(27 June 2014) Months of cost-containment efforts, aimed at restoring Brock’s financial health, helped the University get its 2013-14 funding deficit down to $765,000 — much less than the $14.5-million shortfall original budgeted.
People all across the Brock community deserve the credit for working together to shrink the deficit.
At its annual meeting on June 26, Brock’s Board of trustees approved the final audited financial statements for 2013-14 that showed a $6.5-million surplus for the year.
The difference between the $765,000 deficit and the $6.5-million surplus comes down to the difference between cash accounting and accrual accounting. To learn more about the difference, see the 2014-15 Brock Budget Book. While the accrual accounting result is positive, Brock manages to the funding budget, as it represents the structural cash requirements of the University to pay the bills. What this means is Brock’s structural cash flow is still running a deficit.

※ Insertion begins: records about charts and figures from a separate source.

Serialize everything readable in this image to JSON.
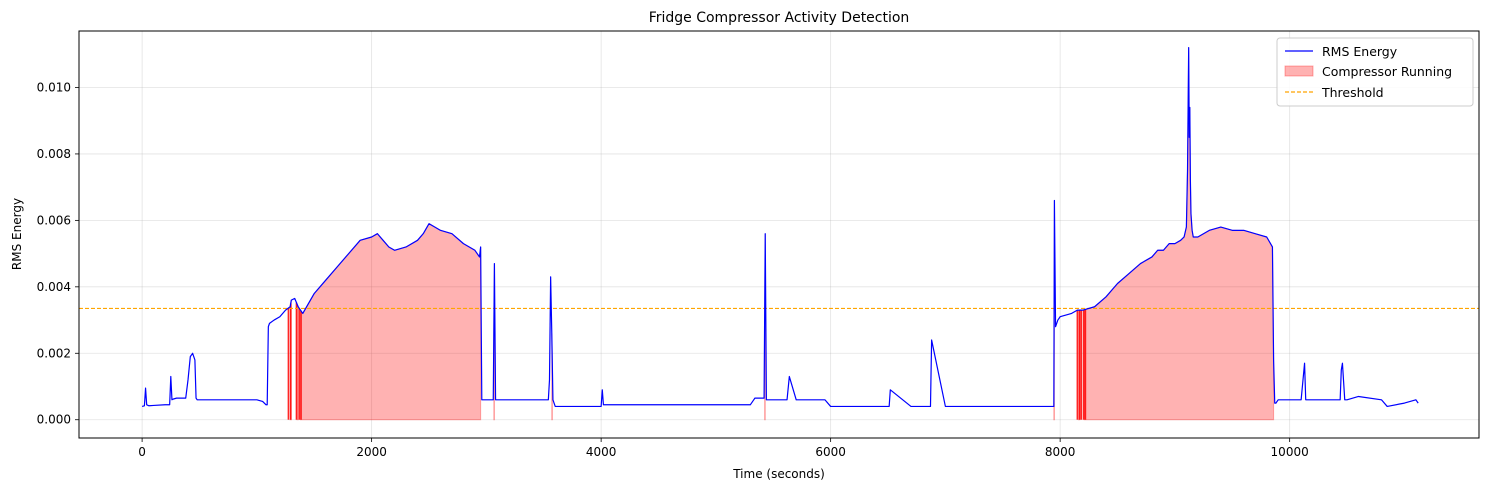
{
  "chart_data": {
    "type": "line",
    "title": "Fridge Compressor Activity Detection",
    "xlabel": "Time (seconds)",
    "ylabel": "RMS Energy",
    "xlim": [
      -550,
      11650
    ],
    "ylim": [
      -0.00055,
      0.0117
    ],
    "xticks": [
      0,
      2000,
      4000,
      6000,
      8000,
      10000
    ],
    "xtick_labels": [
      "0",
      "2000",
      "4000",
      "6000",
      "8000",
      "10000"
    ],
    "yticks": [
      0.0,
      0.002,
      0.004,
      0.006,
      0.008,
      0.01
    ],
    "ytick_labels": [
      "0.000",
      "0.002",
      "0.004",
      "0.006",
      "0.008",
      "0.010"
    ],
    "grid": true,
    "legend_position": "top-right",
    "threshold": 0.00335,
    "colors": {
      "rms": "#0000ff",
      "fill": "#ff0000",
      "threshold": "#ffa500",
      "grid": "#b0b0b0"
    },
    "legend": [
      {
        "label": "RMS Energy",
        "kind": "line"
      },
      {
        "label": "Compressor Running",
        "kind": "patch"
      },
      {
        "label": "Threshold",
        "kind": "dashed"
      }
    ],
    "series": [
      {
        "name": "RMS Energy",
        "x": [
          0,
          20,
          30,
          40,
          60,
          100,
          200,
          240,
          250,
          260,
          270,
          300,
          380,
          400,
          420,
          440,
          460,
          470,
          480,
          500,
          600,
          700,
          800,
          900,
          1000,
          1050,
          1080,
          1090,
          1100,
          1110,
          1150,
          1200,
          1250,
          1290,
          1300,
          1330,
          1360,
          1400,
          1450,
          1500,
          1600,
          1700,
          1800,
          1900,
          2000,
          2050,
          2100,
          2150,
          2200,
          2300,
          2400,
          2450,
          2500,
          2550,
          2600,
          2700,
          2800,
          2900,
          2940,
          2950,
          2960,
          3000,
          3060,
          3070,
          3080,
          3100,
          3200,
          3300,
          3350,
          3500,
          3540,
          3550,
          3560,
          3570,
          3580,
          3600,
          3700,
          3800,
          3900,
          4000,
          4010,
          4020,
          4100,
          4200,
          4300,
          4500,
          4700,
          4900,
          5000,
          5100,
          5200,
          5300,
          5330,
          5340,
          5400,
          5420,
          5430,
          5440,
          5460,
          5500,
          5600,
          5620,
          5640,
          5700,
          5800,
          5900,
          5950,
          6000,
          6200,
          6400,
          6500,
          6510,
          6520,
          6700,
          6860,
          6870,
          6880,
          7000,
          7200,
          7400,
          7600,
          7800,
          7900,
          7930,
          7940,
          7945,
          7950,
          7960,
          7980,
          8000,
          8100,
          8150,
          8200,
          8300,
          8400,
          8450,
          8500,
          8600,
          8700,
          8800,
          8850,
          8900,
          8950,
          9000,
          9050,
          9080,
          9100,
          9110,
          9120,
          9125,
          9130,
          9135,
          9140,
          9150,
          9160,
          9200,
          9300,
          9400,
          9500,
          9600,
          9700,
          9800,
          9850,
          9860,
          9870,
          9880,
          9900,
          10000,
          10100,
          10130,
          10140,
          10200,
          10300,
          10400,
          10440,
          10450,
          10460,
          10480,
          10500,
          10600,
          10800,
          10850,
          11000,
          11100,
          11120
        ],
        "y": [
          0.0004,
          0.00042,
          0.00095,
          0.00045,
          0.00042,
          0.00043,
          0.00045,
          0.00045,
          0.0013,
          0.0006,
          0.00062,
          0.00065,
          0.00065,
          0.0012,
          0.0019,
          0.002,
          0.0018,
          0.00065,
          0.0006,
          0.0006,
          0.0006,
          0.0006,
          0.0006,
          0.0006,
          0.0006,
          0.00055,
          0.00045,
          0.00045,
          0.0028,
          0.0029,
          0.003,
          0.0031,
          0.0033,
          0.0034,
          0.0036,
          0.00365,
          0.0034,
          0.0032,
          0.0035,
          0.0038,
          0.0042,
          0.0046,
          0.005,
          0.0054,
          0.0055,
          0.0056,
          0.0054,
          0.0052,
          0.0051,
          0.0052,
          0.0054,
          0.0056,
          0.0059,
          0.0058,
          0.0057,
          0.0056,
          0.0053,
          0.0051,
          0.0049,
          0.0052,
          0.0006,
          0.0006,
          0.0006,
          0.0047,
          0.0006,
          0.0006,
          0.0006,
          0.0006,
          0.0006,
          0.0006,
          0.0006,
          0.0012,
          0.0043,
          0.0026,
          0.0006,
          0.0004,
          0.0004,
          0.0004,
          0.0004,
          0.0004,
          0.0009,
          0.00045,
          0.00045,
          0.00045,
          0.00045,
          0.00045,
          0.00045,
          0.00045,
          0.00045,
          0.00045,
          0.00045,
          0.00045,
          0.0006,
          0.00065,
          0.00065,
          0.00065,
          0.0056,
          0.0006,
          0.0006,
          0.0006,
          0.0006,
          0.0006,
          0.0013,
          0.0006,
          0.0006,
          0.0006,
          0.0006,
          0.0004,
          0.0004,
          0.0004,
          0.0004,
          0.0004,
          0.0009,
          0.0004,
          0.0004,
          0.0004,
          0.0024,
          0.0004,
          0.0004,
          0.0004,
          0.0004,
          0.0004,
          0.0004,
          0.0004,
          0.0004,
          0.0004,
          0.0066,
          0.0028,
          0.003,
          0.0031,
          0.0032,
          0.0033,
          0.0033,
          0.0034,
          0.0037,
          0.0039,
          0.0041,
          0.0044,
          0.0047,
          0.0049,
          0.0051,
          0.0051,
          0.0053,
          0.0053,
          0.0054,
          0.0055,
          0.0058,
          0.0075,
          0.0112,
          0.0085,
          0.0094,
          0.0072,
          0.0062,
          0.0057,
          0.0055,
          0.0055,
          0.0057,
          0.0058,
          0.0057,
          0.0057,
          0.0056,
          0.0055,
          0.0052,
          0.0018,
          0.0005,
          0.0005,
          0.0006,
          0.0006,
          0.0006,
          0.0017,
          0.0006,
          0.0006,
          0.0006,
          0.0006,
          0.0006,
          0.0015,
          0.0017,
          0.0006,
          0.0006,
          0.0007,
          0.0006,
          0.0004,
          0.0005,
          0.0006,
          0.0005
        ]
      }
    ],
    "running_regions": [
      {
        "start": 1290,
        "end": 1300
      },
      {
        "start": 1350,
        "end": 1360
      },
      {
        "start": 1380,
        "end": 2950
      },
      {
        "start": 3065,
        "end": 3070
      },
      {
        "start": 3570,
        "end": 3575
      },
      {
        "start": 5425,
        "end": 5430
      },
      {
        "start": 7945,
        "end": 7950
      },
      {
        "start": 8160,
        "end": 8170
      },
      {
        "start": 8210,
        "end": 9860
      }
    ],
    "running_lines": [
      1275,
      1295,
      1345,
      1370,
      1385,
      8150,
      8170,
      8185,
      8205,
      8220
    ]
  }
}
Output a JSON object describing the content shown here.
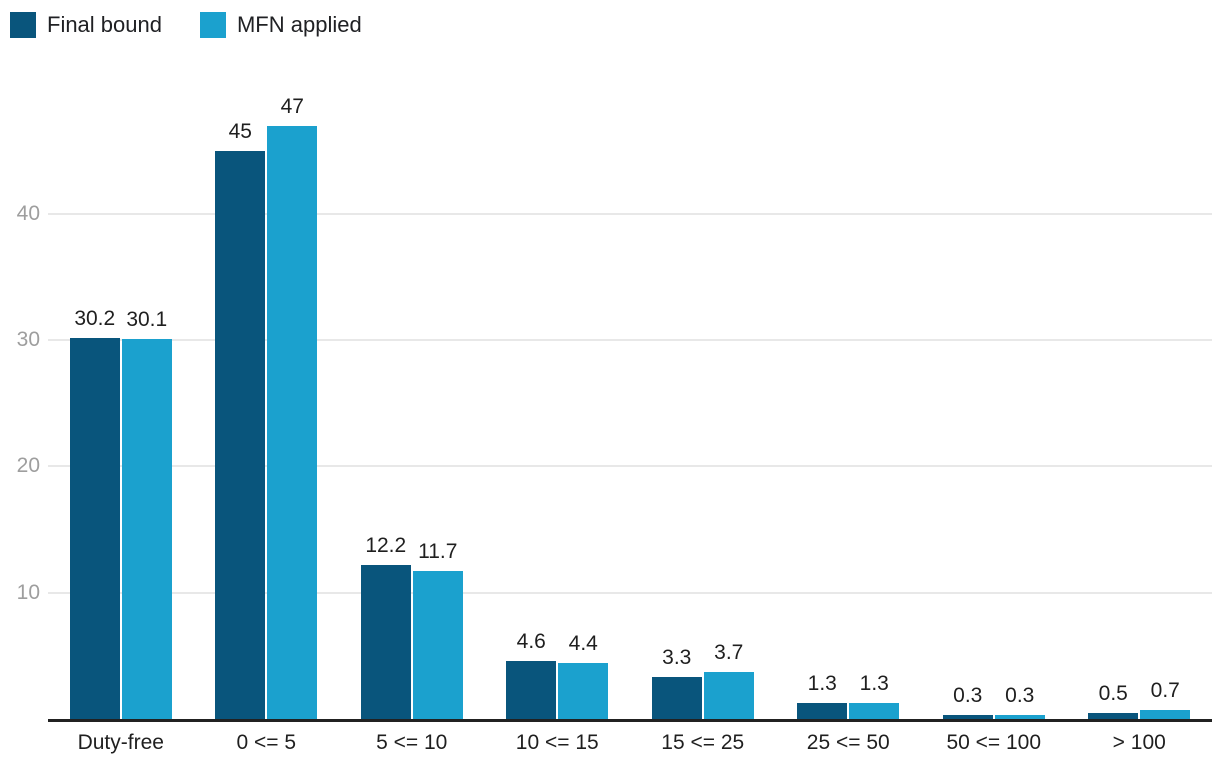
{
  "legend": {
    "items": [
      {
        "label": "Final bound",
        "color": "#09557c"
      },
      {
        "label": "MFN applied",
        "color": "#1ba1ce"
      }
    ]
  },
  "chart_data": {
    "type": "bar",
    "categories": [
      "Duty-free",
      "0 <= 5",
      "5 <= 10",
      "10 <= 15",
      "15 <= 25",
      "25 <= 50",
      "50 <= 100",
      "> 100"
    ],
    "series": [
      {
        "name": "Final bound",
        "color": "#09557c",
        "values": [
          30.2,
          45,
          12.2,
          4.6,
          3.3,
          1.3,
          0.3,
          0.5
        ]
      },
      {
        "name": "MFN applied",
        "color": "#1ba1ce",
        "values": [
          30.1,
          47,
          11.7,
          4.4,
          3.7,
          1.3,
          0.3,
          0.7
        ]
      }
    ],
    "title": "",
    "xlabel": "",
    "ylabel": "",
    "yticks": [
      10,
      20,
      30,
      40
    ],
    "ylim": [
      0,
      51
    ],
    "grid": true,
    "legend_position": "top-left",
    "value_labels": true,
    "colors": {
      "grid_line": "#e8e8e8",
      "axis_line": "#212121",
      "y_tick_text": "#9e9e9e",
      "x_tick_text": "#1f1f1f",
      "value_label_text": "#1f1f1f",
      "background": "#ffffff"
    }
  }
}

The University — which still has $41-million in accumulated deficits and $135-million in external debt obligations — is looking at another year with a funding shortfall.
At its June 26 meeting the Board also approved the 2014-15 funding budget with a $3.2-million deficit. The Board’s approval was conditional on the deficit being eliminated in-year, through mitigation efforts that include continuing the six-month hiring delay.
The $3.2-million deficit figure for 2014-15 does not include any cost increases resulting from collective bargaining. There are three collective agreements being negotiated this year, the largest being with the Faculty Association.
Brian Hutchings, Vice-President, Finance and Administration, said “The Brock community has pulled together on this budget challenge. After we explained the situation, and held the (April 9) Town Hall meeting, we had a lot of great input. Brock people assessed the situation for themselves, and many had sensible responses. They became part of the solution, accepting change and finding efficiencies, all for the greater good.
“We are not out of the woods. Brock has a large deficit and a debt load, and several years of hard work ahead of us to make the university strong and in control of its future. But when everyone joins in, we will get there.”